The last topic I wanted to cover when it comes to mindfulness in relationships is romantic. We all want to have love in our lives. I’m not saying that there isn’t love in the other two relationships we’ve covered today. There is, and that’s wonderful, but love in a romantic sense is different and therefore, it’s a different type of mindfulness. I want to break this down into a couple of subtopics. 

Everyday Romantic Mindfulness

What’s meant by this is the daily ways we can be mindful in our romantic relationships. This could be as simple as a hug at the end of a long day or doing one of the house chores that your partner may usually do. Think of maybe cooking a meal, or doing the laundry. By doing something like this, you’re showing your partner that you want to help them, and have an equal partnership where you both acknowledge and share all aspects of your life together. It could even mean letting your partner rest while you cook dinner and then clean up after, simply because they had a long day.

As you can see, the smallest gestures can go a long way. It’s like that old saying goes, “actions speak louder than words.”

Romantic Mindfulness for Intimacy

Intimacy is one of the cornerstones of any healthy romantic relationship. As such, mindfulness plays a special role in it. 

Intimacy can take many forms, from simple cuddling to more physical forms. The trick is to be open to communicating with your partner, listen to their needs, and respect those needs. As with any relationship, it goes both ways. For example, if you know your partner doesn’t like to be touched in a certain area of the body, be mindful when you’re cuddling. If you know your partner likes a certain sexual activity, try and be mindful to incorporate that into the encounter. 

When it comes to intimacy, being conscious, or mindful of your AND your partner’s needs and desires is key. 
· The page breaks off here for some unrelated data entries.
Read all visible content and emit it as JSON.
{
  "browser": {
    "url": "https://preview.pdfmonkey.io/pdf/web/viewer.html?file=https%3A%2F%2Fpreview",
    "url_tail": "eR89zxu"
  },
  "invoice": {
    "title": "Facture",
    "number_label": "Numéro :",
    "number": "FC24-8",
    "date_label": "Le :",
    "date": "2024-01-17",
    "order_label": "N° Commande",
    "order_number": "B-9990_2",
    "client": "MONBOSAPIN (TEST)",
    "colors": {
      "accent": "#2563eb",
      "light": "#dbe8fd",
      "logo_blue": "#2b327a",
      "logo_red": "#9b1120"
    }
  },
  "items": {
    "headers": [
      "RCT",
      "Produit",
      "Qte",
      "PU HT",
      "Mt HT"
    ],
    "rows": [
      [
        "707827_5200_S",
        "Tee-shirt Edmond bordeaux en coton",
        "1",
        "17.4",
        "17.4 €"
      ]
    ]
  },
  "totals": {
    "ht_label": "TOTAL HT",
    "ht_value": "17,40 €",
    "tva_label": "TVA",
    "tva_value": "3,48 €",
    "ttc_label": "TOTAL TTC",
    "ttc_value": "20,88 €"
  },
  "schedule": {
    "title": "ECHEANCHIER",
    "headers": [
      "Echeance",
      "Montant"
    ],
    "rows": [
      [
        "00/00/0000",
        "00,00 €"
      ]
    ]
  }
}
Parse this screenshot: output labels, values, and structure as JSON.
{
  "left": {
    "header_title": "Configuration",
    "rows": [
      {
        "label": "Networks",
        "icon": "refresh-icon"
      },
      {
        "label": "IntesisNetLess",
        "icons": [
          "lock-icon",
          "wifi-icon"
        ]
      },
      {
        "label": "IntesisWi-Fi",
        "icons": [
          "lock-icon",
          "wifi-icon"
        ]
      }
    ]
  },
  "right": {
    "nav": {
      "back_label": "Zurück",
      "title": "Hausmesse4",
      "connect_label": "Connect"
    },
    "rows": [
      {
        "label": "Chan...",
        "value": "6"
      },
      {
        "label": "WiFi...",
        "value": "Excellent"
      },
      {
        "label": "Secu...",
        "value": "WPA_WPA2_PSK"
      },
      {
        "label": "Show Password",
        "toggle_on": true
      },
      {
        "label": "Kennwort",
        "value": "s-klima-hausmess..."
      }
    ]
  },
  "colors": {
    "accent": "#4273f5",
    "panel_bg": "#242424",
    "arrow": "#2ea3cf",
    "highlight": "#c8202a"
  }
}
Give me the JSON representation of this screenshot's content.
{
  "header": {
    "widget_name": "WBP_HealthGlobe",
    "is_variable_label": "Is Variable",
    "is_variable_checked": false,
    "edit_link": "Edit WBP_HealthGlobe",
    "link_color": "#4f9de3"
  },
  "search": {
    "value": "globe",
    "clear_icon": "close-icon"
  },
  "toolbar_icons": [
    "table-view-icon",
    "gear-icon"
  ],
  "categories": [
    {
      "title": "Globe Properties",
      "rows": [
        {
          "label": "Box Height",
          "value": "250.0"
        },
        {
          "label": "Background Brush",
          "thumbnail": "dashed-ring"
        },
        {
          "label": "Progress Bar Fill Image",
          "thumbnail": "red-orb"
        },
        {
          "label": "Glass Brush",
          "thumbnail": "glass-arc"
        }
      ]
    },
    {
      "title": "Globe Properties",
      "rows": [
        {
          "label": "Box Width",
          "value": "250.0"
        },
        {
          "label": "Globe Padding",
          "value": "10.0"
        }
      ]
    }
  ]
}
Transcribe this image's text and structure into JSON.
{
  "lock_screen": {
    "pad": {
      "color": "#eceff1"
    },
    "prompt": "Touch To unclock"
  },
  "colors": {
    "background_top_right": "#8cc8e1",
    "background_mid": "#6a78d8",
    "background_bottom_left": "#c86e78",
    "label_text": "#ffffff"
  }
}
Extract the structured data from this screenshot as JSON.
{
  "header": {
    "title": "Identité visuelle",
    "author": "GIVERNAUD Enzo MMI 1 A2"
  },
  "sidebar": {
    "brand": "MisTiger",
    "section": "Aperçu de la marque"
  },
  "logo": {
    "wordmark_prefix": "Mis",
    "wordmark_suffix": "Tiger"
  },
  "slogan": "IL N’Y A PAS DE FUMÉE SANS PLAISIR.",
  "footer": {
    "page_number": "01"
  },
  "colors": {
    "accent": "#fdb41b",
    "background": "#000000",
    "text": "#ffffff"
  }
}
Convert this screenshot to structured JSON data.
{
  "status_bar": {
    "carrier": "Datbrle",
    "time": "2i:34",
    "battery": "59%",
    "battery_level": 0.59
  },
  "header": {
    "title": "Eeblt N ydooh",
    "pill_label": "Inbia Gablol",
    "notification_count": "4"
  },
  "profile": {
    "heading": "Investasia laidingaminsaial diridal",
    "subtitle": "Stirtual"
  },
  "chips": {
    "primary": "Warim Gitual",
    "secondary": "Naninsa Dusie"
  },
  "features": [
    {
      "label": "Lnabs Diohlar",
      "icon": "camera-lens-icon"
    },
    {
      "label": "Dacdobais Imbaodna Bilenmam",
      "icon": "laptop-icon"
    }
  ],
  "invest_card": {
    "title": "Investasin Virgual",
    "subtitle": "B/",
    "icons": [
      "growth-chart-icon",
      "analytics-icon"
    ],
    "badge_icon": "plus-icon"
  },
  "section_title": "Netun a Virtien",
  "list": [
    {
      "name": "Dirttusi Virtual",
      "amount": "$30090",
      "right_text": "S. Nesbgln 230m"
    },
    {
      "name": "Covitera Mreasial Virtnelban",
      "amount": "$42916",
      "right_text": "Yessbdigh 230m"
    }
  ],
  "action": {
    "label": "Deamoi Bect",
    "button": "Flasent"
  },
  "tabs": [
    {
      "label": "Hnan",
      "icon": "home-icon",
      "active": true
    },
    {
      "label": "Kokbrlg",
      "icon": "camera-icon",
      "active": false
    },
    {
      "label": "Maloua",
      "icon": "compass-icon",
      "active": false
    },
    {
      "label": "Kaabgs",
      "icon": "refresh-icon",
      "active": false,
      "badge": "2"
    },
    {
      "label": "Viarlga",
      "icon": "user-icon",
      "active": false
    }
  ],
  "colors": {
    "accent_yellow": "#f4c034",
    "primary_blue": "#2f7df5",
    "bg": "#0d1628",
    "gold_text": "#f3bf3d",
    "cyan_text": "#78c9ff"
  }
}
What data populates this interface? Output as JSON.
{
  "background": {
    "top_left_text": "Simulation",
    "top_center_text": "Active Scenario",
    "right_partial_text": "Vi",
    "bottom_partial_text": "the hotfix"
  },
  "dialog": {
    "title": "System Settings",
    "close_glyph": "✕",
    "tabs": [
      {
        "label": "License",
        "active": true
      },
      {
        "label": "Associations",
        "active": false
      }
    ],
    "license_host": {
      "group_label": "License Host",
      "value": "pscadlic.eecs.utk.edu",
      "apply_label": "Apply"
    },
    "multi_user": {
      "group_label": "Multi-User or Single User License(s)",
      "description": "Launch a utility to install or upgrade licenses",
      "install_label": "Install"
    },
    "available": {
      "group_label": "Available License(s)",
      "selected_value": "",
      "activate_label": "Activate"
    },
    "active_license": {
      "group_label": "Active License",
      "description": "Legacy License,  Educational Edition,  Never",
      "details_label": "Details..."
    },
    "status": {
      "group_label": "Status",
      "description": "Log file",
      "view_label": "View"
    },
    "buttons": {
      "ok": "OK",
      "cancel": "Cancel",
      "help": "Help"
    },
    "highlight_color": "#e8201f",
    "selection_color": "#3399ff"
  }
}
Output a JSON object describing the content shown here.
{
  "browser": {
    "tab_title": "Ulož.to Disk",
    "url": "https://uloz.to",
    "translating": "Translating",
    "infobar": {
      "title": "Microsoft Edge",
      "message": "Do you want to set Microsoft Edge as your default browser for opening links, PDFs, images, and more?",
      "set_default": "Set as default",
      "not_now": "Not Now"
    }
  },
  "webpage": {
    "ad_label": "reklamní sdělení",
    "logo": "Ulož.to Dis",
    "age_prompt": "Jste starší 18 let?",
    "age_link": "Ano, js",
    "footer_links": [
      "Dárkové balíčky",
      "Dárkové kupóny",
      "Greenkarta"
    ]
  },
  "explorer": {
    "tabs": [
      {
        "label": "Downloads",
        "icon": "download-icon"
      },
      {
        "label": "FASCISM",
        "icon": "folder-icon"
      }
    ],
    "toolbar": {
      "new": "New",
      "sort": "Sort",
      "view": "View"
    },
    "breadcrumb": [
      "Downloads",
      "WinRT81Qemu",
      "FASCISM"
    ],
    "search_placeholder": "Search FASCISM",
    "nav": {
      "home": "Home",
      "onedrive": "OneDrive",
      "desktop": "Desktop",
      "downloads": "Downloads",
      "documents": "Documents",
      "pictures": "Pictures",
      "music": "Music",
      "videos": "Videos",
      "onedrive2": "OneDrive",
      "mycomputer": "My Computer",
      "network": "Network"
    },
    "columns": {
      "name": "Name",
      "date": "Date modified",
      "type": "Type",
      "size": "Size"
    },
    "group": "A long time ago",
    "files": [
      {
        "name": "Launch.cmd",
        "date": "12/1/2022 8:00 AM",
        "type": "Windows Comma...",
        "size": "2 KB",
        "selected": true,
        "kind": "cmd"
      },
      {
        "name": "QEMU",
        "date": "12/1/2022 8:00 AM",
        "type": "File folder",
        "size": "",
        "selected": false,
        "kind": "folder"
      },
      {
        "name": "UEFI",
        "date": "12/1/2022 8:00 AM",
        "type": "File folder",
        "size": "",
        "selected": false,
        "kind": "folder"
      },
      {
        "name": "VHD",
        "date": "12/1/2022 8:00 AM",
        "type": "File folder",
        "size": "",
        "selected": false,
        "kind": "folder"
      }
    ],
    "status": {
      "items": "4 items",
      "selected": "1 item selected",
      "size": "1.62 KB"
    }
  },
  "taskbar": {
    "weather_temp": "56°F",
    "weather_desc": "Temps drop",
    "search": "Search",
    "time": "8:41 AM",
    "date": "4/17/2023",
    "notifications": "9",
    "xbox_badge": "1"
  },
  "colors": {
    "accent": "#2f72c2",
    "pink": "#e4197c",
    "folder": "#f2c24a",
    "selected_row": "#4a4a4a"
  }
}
Are you going to get it right all the time? The short answer is no, and that’s okay. No one is perfect and you need to be willing to grant each other grace and love, in your relationship. This holds true not just in intimate times, but across all parts of the relationship. 

I’m no expert here. This piece is coming right from the heart, and from my own experiences on these three levels. 

Conclusion

Mindfulness in relationships isn’t always easy. It takes work, no matter what type of relationship it is. The key is that all parties are willing to do that work. If one or more is not willing to step up to the plate, then there needs to be something that changes. It’s not always easy, and as we said earlier in the article, mistakes will happen. We’re human. Just know that it’s okay, as long as you acknowledge and are mindful that a mistake was made. I hope this was helpful for you, and I wish you health in all your relationships.